Éstos son principios del reino, esto no viene para resolver nuestra vida, esto viene para sacudir el mundo, esto es lo que va a producir una reforma. Todos tenemos un momento en la vida en que nos sentimos desiguales, que es el momento de la molienda; pero debemos saber que después de ese conflicto hay un lugar en el cuerpo que nos está esperando.  Cuando tocamos la asamblea, lo único que tocamos es un montón de gente con problemas, pero cuando tocamos el Cuerpo de Cristo, el cuerpo nos da vida, nos da sangre, nos da protección, nos da salud, ¡NOS DA TODO! 

Debemos dejar operar la vida del espíritu y salir del espíritu de víctimas. Porque Dios nos está esperando con un destino de gloria, pero debemos ser procesados. Si la guerra no es desigual, Dios no tiene gloria para manifestarse. Y lo único que prepara nuestro carácter es la gloria de Dios, y la gloria de Dios es que nos amemos los unos a los otros, como Él nos ha amado.

Dios está levantando una gran compañía de santos que han sido procesados por diferentes circunstancias y que ahora pueden entender a los que vienen en el camino. 

¿Por qué Dios cubrió a los tres muchachos en el horno del fuego? 

Porque la guerra era desigual.  Era fuego contra carne, pero ellos dijeron: preferimos una guerra desigual ante Dios, porque Dios es el Dios de la justicia. Ganar en  circunstancias desiguales, ahora, es determinante. El Evangelio es provocar vida desigual. Nunca busquemos las guerras iguales, porque traen dolor, las desiguales traen a nuestro favor gloria de Dios manifestada a nuestra casa. 

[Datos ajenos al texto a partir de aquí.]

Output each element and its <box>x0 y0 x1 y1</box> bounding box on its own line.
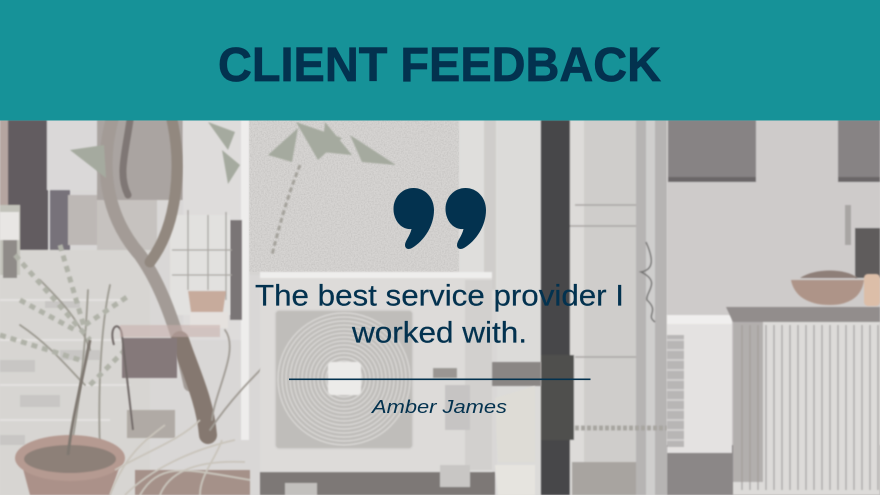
corrugated box with bowl <box>726 270 880 495</box>
header banner <box>0 0 880 120</box>
quote text: worked with. <box>351 316 527 350</box>
icon: quotation marks <box>394 188 486 249</box>
wall speckle texture <box>249 120 459 272</box>
author name: Amber James <box>371 397 507 417</box>
trellis and small planter <box>170 210 232 328</box>
quote text: The best service provider I <box>255 280 624 312</box>
white column and rough wall <box>183 120 541 495</box>
title: CLIENT FEEDBACK <box>218 39 661 92</box>
background photo: alley with air conditioner <box>0 120 880 495</box>
chair <box>112 325 220 438</box>
tree trunk and branches <box>0 120 280 455</box>
air conditioner unit <box>260 272 541 495</box>
small outdoor unit <box>667 315 732 453</box>
brown planter under bush <box>110 420 250 495</box>
pipes <box>541 120 668 495</box>
large plant pot <box>15 340 125 495</box>
alley buildings <box>0 120 183 495</box>
divider line <box>289 378 590 380</box>
right wall and windows <box>667 120 880 495</box>
leaves <box>70 122 396 255</box>
buckets <box>495 386 535 495</box>
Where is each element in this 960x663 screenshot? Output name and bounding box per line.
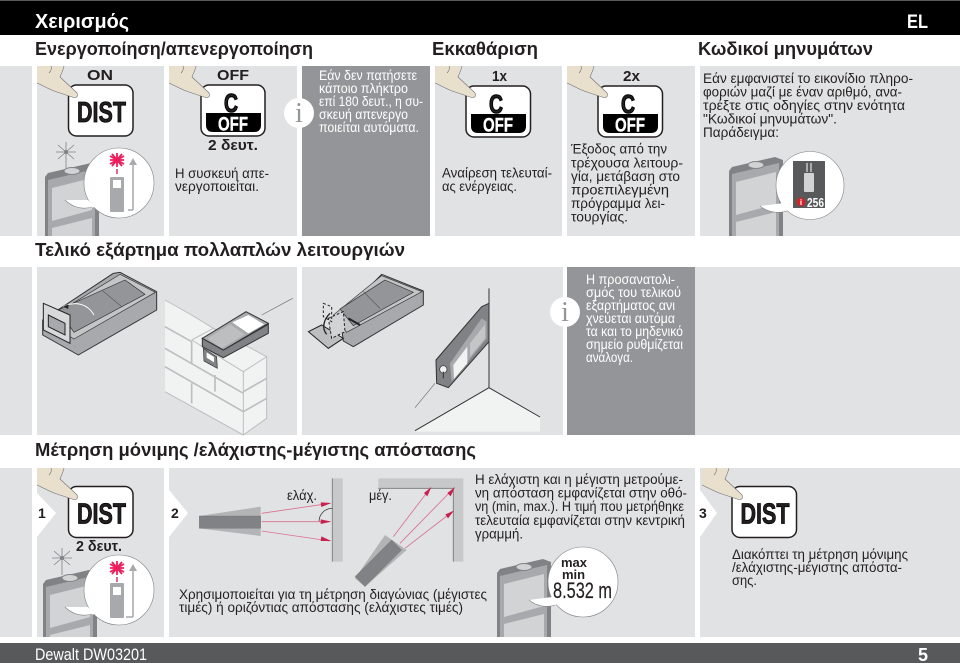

Muchas veces pensamos: “Señor, esto es injusto”; pero tengamos la seguridad que el Señor  nos dará esta palabra: “Hijo, la vida es injusta, porque si la vida fuera justa, tú nunca me verías a mí, El único justo soy Yo, por lo tanto levántate, y declara la palabra y si es posible, ponle silenciador a tu casa y a tu corazón. 

Dios busca en la tierra una generación que interprete y resuelva los conflictos en la vida del espíritu.

Hay conflictos desiguales para que Dios se manifieste poderoso sobre la vida de las personas; es desigual que tengamos un cáncer, es desigual que tengamos una deuda que no podemos pagar, pero no tenemos que ponernos en la posición de víctimas, sino en la posición del espíritu; es un conflicto desigual, por lo tanto Dios se ha de mostrar justo, poderoso, determinante con sus hijos. 

No pidamos la solución de los problemas, pidamos primero la interpretación de los conflictos. No necesitamos una solución, necesitamos una interpretación. Interpretar es un arte.

Muchas gracias por haber acompañado esta serie de publicaciones!